Improve supportive care
Improve clinical services to people with cancer
Develop a Wimmera Cancer Care Community of Practice
Cancer Resource Nurses (CRNs) have been appointed to improve supportive cancer care at
Dunmunkle Health Services
Edenhope Memorial Health Service
Rural Northwest Health and
West Wimmera Health Services
CRNs are local non-cancer nurses trained in supportive cancer care. Their point of difference is their ability to offer care and referral to appropriate services as close to home as possible.
Comments from people affected by cancer about CRNs
'I no longer feel alone with this'
'Invaluable service and sorely needed'
'Saved me travelling'
The Wimmera Cancer Nurse Practitioner provides support and expert advice for the CRNs as they continue to adapt their existing knowledge and skills to include cancer care.

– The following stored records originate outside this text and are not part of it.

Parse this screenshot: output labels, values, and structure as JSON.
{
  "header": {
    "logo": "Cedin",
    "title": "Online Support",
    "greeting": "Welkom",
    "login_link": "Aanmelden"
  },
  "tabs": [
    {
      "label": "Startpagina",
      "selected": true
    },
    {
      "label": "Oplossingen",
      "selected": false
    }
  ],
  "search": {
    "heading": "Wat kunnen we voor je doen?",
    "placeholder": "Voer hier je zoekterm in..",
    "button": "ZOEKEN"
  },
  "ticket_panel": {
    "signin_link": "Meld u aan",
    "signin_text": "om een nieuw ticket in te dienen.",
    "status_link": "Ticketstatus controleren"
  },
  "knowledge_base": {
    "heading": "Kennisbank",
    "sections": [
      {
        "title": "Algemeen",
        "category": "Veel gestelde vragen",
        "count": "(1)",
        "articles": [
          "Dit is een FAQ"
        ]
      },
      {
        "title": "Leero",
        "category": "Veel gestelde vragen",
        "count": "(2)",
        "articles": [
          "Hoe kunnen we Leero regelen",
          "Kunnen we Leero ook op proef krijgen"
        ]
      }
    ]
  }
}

The Wimmera Cancer Care Community of Practice supports the re-design work and is contributed to by many skilled clinicians.
GICS is working in collaboration the Wimmera Southern Mallee Health Alliance
Contact for this project is Lea Marshall, GICS Cancer Service Improvement Coordinator
Telehealth for Supportive Survivorship Care Project
Since discussions began in early 2016, GICS in partnership with Cancer Council Victoria (CCV) and HumeRICS are pleased to announce the Telehealth for Supportive Survivorship Care Project has now commenced.
The project aim is 'to develop, pilot and assess a telehealth model for the sustainable delivery of CCV's 'Wellness and Life After Cancer (WALAC) program across rural and regional sites in two Victorian Integrated Cancer Services'.
The project will provide access to a comprehensive survivorship assessment, education, exercise and wellness program for rural and regional cancer survivors and carers. Synchronous (real time) telehealth video conferencing will be used to enable the participants to remain as close to home as practicable while accessing the program. It will further innovate the program with tailored assessment, practical exercise and wellness sessions for survivors and carers as part of a pilot.
Centred in the Wimmera Southern Mallee region the main local project partners are Wimmera Southern Mallee Health Alliance member service, Stawell Regional Health and Wimmera Primary Care Partnership. Nursing and allied health professionals are key participants in the project.